When you’re ready, here are a few things to try.

Do something kind.

It can be very, very small–maybe you pick up a piece of trash that fell to the floor beside a garbage can. Picking it up is a small thing that doesn’t benefit you in any way, but it makes the area more pleasant for everyone else.

Maybe you open the door to a building for someone who’s carrying an armload of packages. Maybe you smile at a fussy baby in the checkout line at the grocery store and make him laugh.

You won’t get a pat on the back for doing things like this, but you don’t need one. You’ll feel better about yourself for being a kind person. And feeling better about yourself–the one thing you can control in this world–is what we’re going for.

Practice empathy.

Last week I went to the eye doctor, then ran next door to Costco to order a new supply of contacts. For once, the optical department didn’t seem too busy–there was only one person ahead of me in line. As it happened, that person was an elderly woman with lots of questions and a penchant for telling stories.

Instead of letting myself get impatient–Is this woman completely unaware of the fact that people are behind her in line? I have things to do. I can’t believe people are so oblivious–I decided to be empathetic. Maybe she doesn’t have anyone to talk to at home, I thought. That would be really lonely.
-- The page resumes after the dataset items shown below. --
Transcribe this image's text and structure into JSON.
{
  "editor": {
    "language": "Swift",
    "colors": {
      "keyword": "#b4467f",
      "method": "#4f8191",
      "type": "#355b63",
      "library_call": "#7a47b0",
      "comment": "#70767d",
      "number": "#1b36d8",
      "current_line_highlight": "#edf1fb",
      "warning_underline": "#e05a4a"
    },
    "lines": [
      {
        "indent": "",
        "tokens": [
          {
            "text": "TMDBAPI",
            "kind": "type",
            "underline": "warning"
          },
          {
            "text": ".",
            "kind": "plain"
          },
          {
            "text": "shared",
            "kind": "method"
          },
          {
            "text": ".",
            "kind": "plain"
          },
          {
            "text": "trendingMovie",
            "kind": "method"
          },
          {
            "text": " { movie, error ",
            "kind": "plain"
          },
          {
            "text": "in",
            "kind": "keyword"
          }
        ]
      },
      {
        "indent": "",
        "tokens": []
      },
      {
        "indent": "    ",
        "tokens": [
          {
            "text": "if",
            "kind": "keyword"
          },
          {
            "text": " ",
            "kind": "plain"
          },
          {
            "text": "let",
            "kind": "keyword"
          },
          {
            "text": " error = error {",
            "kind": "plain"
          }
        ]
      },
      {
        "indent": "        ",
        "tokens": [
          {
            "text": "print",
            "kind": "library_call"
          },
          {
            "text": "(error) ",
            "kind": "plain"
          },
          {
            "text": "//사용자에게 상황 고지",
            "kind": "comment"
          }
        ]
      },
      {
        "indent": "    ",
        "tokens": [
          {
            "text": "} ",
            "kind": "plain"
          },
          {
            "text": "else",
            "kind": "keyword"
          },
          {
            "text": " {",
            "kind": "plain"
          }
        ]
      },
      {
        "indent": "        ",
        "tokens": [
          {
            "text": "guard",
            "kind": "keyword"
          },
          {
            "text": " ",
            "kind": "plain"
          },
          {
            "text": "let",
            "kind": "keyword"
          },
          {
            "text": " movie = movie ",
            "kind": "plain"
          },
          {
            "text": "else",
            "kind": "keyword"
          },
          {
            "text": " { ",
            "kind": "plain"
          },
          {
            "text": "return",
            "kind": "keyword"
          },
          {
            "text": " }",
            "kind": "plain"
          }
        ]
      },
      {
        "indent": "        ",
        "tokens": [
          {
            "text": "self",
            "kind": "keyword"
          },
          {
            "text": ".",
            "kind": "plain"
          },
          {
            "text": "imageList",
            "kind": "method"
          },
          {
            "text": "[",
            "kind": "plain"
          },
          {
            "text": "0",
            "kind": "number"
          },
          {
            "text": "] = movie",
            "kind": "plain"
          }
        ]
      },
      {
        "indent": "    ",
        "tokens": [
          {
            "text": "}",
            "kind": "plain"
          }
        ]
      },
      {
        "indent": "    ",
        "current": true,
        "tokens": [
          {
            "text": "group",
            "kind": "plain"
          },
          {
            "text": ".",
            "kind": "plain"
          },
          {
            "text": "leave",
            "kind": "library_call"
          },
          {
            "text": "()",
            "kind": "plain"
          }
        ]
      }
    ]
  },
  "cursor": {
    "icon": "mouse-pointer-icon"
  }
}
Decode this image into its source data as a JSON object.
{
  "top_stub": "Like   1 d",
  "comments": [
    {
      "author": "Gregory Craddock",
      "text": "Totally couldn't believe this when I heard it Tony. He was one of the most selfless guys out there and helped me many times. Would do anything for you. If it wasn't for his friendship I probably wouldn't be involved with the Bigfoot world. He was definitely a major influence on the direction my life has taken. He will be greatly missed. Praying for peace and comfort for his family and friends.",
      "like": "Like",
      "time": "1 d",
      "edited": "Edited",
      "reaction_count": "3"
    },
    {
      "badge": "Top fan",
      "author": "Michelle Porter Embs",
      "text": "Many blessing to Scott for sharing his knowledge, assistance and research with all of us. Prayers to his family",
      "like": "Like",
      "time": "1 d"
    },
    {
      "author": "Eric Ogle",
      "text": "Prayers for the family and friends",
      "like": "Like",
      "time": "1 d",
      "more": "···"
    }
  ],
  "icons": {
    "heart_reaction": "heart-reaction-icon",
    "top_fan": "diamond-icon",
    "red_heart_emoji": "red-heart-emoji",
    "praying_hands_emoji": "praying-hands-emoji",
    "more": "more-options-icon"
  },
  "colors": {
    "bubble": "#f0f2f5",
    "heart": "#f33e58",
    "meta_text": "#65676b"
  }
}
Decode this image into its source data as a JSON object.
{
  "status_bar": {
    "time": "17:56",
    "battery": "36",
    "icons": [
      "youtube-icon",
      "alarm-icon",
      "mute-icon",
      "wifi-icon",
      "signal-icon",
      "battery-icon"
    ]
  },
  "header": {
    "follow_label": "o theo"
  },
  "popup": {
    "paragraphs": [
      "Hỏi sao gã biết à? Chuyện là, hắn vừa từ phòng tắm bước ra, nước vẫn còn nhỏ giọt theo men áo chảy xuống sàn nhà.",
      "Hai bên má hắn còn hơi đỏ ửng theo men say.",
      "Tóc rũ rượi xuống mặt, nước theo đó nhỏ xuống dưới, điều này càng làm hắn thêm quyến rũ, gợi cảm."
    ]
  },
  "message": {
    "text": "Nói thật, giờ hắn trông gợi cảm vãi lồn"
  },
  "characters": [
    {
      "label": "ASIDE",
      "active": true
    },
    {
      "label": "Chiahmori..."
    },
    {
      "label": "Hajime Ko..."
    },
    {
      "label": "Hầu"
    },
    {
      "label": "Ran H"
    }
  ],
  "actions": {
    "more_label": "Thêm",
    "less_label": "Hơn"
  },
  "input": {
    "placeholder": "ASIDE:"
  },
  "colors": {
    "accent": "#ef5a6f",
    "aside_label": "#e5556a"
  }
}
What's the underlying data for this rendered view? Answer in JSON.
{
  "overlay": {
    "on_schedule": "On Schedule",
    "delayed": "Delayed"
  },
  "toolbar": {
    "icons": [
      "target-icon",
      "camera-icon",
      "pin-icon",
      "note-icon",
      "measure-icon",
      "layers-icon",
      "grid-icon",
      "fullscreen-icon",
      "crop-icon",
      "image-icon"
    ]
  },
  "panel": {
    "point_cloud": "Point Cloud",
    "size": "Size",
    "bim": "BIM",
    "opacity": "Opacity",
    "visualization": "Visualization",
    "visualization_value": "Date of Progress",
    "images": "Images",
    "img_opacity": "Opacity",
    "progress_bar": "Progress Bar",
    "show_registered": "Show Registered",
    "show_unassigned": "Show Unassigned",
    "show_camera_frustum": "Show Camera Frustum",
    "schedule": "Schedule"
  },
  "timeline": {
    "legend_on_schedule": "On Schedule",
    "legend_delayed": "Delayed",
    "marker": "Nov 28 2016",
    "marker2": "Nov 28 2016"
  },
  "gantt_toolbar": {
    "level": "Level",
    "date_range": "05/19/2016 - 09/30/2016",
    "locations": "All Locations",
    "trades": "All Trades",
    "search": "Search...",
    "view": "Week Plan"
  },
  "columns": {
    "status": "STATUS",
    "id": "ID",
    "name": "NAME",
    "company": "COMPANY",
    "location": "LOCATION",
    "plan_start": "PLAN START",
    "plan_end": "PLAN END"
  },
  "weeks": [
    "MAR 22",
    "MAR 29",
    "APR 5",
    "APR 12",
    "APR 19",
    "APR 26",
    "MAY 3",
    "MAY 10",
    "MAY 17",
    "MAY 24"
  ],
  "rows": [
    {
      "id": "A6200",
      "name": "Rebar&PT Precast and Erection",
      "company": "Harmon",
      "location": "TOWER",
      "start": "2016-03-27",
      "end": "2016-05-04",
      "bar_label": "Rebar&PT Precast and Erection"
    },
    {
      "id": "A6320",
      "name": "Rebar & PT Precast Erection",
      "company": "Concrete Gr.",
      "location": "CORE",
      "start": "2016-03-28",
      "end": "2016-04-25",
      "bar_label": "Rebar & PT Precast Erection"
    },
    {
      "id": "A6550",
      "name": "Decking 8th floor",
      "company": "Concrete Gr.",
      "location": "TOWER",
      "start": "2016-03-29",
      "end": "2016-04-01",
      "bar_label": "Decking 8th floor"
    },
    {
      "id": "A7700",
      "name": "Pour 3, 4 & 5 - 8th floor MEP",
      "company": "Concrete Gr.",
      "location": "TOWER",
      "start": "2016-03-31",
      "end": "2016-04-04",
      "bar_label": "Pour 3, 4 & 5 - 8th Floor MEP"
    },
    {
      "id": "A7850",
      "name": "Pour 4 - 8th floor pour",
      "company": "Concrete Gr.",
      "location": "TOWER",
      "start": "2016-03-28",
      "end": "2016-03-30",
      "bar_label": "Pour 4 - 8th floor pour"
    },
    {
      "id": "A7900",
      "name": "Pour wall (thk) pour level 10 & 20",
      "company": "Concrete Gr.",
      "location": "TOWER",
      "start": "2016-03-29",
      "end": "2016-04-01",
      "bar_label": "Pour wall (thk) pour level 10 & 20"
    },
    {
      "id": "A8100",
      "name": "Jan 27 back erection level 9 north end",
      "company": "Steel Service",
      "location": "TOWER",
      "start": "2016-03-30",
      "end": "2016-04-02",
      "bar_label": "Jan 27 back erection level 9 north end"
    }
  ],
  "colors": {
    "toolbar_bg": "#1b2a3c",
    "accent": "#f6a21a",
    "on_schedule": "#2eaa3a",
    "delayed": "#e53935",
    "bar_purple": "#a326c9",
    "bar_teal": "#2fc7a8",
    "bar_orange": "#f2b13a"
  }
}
Suddenly, I didn’t feel so annoyed. In fact, I was grateful to the optician for being patient and friendly. When she glanced at me, I smiled to let her know this. And smiling–whether you’re actually happy or not–decreases your stress level. That’s right, you can make yourself feel better by putting yourself in someone else’s shoes rather than viewing that person as an obstacle to your happiness.

Empathy isn’t always my first response, but I try hard to make it my second.

Celebrate the positives.

These don’t have to be events in your own life. If a friend gets that new job she wanted, take her out for a celebratory dinner. If there’s a birthday coming up in your family, find the perfect gift–then revel in your loved one’s joy at receiving the item you’ve chosen.

If positive things are happening in your own life, mark them in a big way. But if they’re not, remember that good things are always happening. We live in a culture that wants us to believe this isn’t true, so we have to work hard to shift the balance. When we put all our energy into celebrating good news, it’s not so hard to believe that better things are on their way for us, too.

Move.

I know, I know. I say this a lot. But that’s because it’s true: physical activity makes your brain produce endorphins, which make you feel better. 15 minutes of gentle exercise is all it takes to get that benefit. I was over 40 before I finally got this through my head.

So walk the dog. Or just walk yourself. Seriously, what’s more important than your own good health?

Cultivate silence.

What you do in your silent moments is up to you–whether you read, journal, draw, or just stare into space. The point of building silence into your day is to check in with yourself. How are you feeling? If you want to feel better, what are you willing to do? You can’t have these moments of self-assessment with noise blaring in the background, competing with your honest thoughts.

As a general rule, I make my 30-minute commute to work in silence: no radio, no music. By the time I arrive at work, I’m focused and ready to roll. When I leave work in the afternoon, I use that 30 minutes of silence to decompress before I get home. This may not be a strategy that works for you, but finding even 10 minutes of silence in your day will almost certainly improve your sense of well-being.

Moving on after trauma is only the first step. It’s an important one, to be sure, but moving on in despair does no one any good. Finding a way to change your feelings about the future is just as important. So when you’re ready to feel better, remind yourself of this: it’s possible.